I just went to the first half of my daughter's kindergarten orientation. As I walked into the school, it felt so huge compared to her preschool. I couldn't believe that after three years of being in preschool day in and day out for most of the time, very long days, she would now call another place "home."

That saying that "babies don't keep" is so true. It seemed like just yesterday she was refusing to nap without her mama, curled up on my chest, asleep at the breast. And now there she is, running down the elementary school hallways in which she will meet "the big scary world for the first time."

As we register those children for kindergarten, there are a few thoughts every mom has before we put our little one on the bus for that very first time.

This Place Is Too Big For My Baby
Columbia Pictures

This Place Is Too Big For My Baby

As you tour the school, you're thinking, "Are you sure this place is for kindergartners?"
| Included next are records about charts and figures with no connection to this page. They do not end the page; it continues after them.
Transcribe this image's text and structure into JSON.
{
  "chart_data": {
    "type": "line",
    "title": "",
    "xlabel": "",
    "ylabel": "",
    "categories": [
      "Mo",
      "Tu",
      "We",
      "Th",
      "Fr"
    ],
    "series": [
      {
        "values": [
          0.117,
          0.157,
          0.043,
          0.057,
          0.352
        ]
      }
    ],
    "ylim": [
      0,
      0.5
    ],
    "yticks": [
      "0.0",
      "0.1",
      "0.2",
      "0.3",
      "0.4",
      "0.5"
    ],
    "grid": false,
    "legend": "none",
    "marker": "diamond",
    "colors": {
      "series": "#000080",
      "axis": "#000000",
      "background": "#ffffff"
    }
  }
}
My daughter's preschool felt so insular and intimate. The same teachers have been there for years, and the school felt small. When we visited her elementary school, it was welcoming and colorful also, but it felt so large! I couldn't fathom that the little child I once wore on my front and back could now exist in such a place. But still, when I look at her, that tiny child is not so tiny anymore. That little being is growing more powerful and independent by the minute. Kindergarten is a milestone, and each mom feels it: our kids are entering a brand-new independent phase. The cozy world of preschool is far behind.

Is That Going to Be My Kid's Teacher?

Is That Going to Be My Kid's Teacher?

When you meet the teachers, you wonder to yourself, "Which teacher is the mean one of the group?"
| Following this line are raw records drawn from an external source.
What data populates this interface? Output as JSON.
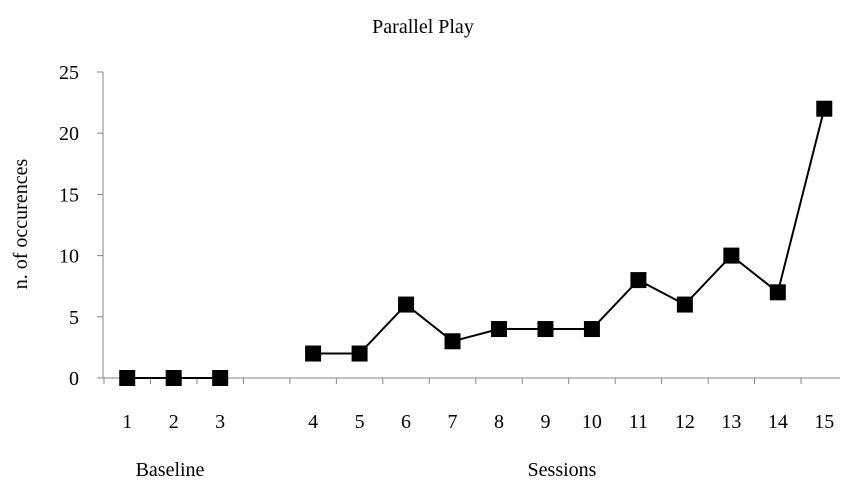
{
  "chart_data": {
    "type": "line",
    "title": "Parallel Play",
    "ylabel": "n. of occurences",
    "group_labels": [
      "Baseline",
      "Sessions"
    ],
    "ylim": [
      0,
      25
    ],
    "yticks": [
      0,
      5,
      10,
      15,
      20,
      25
    ],
    "grid": false,
    "legend": "none",
    "colors": {
      "line": "#000000",
      "marker": "#000000",
      "axis": "#858585"
    },
    "marker": "square",
    "phases": [
      {
        "name": "Baseline",
        "x": [
          "1",
          "2",
          "3"
        ],
        "y": [
          0,
          0,
          0
        ]
      },
      {
        "name": "Sessions",
        "x": [
          "4",
          "5",
          "6",
          "7",
          "8",
          "9",
          "10",
          "11",
          "12",
          "13",
          "14",
          "15"
        ],
        "y": [
          2,
          2,
          6,
          3,
          4,
          4,
          4,
          8,
          6,
          10,
          7,
          22
        ]
      }
    ]
  }
}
As the three kindergarten teachers were introduced, I found myself inspecting each and every one. Would that be my child's teacher next year?

I acted as if I were psychic, listening and watching each teacher's every move trying to determine if she were strict, kind, fun, organized, etc. Every mom is wondering: who will be my kid's teacher, and will he or she give my kid the best kindergarten experience? As silly as it sounds — it's not like you learn rocket science in kindergarten — it's our kiddo's first introduction to "real" school, and we want our children to have a great first impression. As we all know, a first impression can last a lifetime, and the fact is, our kids have many years to be in school, and so we want them to love it.

Is This Place Safe?

Is This Place Safe?

Looking around the school you wonder, "Is this place safe?"

Even if you're a cool cucumber as a parent, the idea of stranger danger seems to rear its ugly head when you realize: My kid is going on a bus. My kid is going to be away from me and the sweet comfort of preschool.

It's not that strangers don't approach preschoolers, but more often than not, I hear a story of kids being approached at school dismissal before the buses leave and/or kids getting approached at the park again, and again . . . and sadly, again.

And it's not just "those creepy strangers" we moms worry about. We wonder how the strangers — peers and teachers — will treat our child. Will they like our kid? Will they see all the lovely things that we appreciate about our child? Will they forgive our child for all the not-so-lovely things he or she may bring to the table as a person?

This Seems Like a LOT of Work

This Seems Like a LOT of Work

If the school principal or vice principal speaks, you wonder if elementary school is really as much homework as everyone says it is . . . that much for a kindergartner? Really?

Some find themselves worried about all the homework and instruction their child is now expected to keep up with. Others worry their little ones will be bored and not challenged at all.

What will homework be like? How will my child enjoy learning? What if my child struggles to read? What if my child, a good reader, is bored or put to the wayside?

And then: What about Common Core? The nightmare stories I have heard about my friends struggling to help their kids with their homework makes me wonder if my Ivy League degree is even applicable to help my kid with an elementary school worksheet!

Moms think, "Will I be able to keep up with all the activities, schoolwork, housework, and my job or with the other kids at home?"

You're beginning to wonder if school hasn't become too much work.

Will My Child Find Their Way?

Will My Child Find Their Way?

Let's not forget the social fears. We want so much for our kids and their school experience. It's not simply about grades but about socializing.

Will my son cry every day at drop-off? Will my kid make friends? Will my child make friends easily? Will he or she be bullied? Will he or she be a bully? How can I help my shy child "bloom"?

As you're looking at all the many children your child will be attending kindergarten with, you'll find yourself wondering, "Which one of these kids will my child love? Or not love so much?"

As we left that first half of kindergarten orientation, I was overjoyed to see that my daughter zipped away from me to explore the school and then at the end was excited to come back and return to the school in the Fall. In my mind, I mentally hugged all the little ones who tearfully went off to explore the school with a teacher, leaving Mom and Dad behind. In my heart, I reminded myself how fast time has flown, and I promised myself to slow down and savor the moments with my child more.

Like I said before, babies don't keep.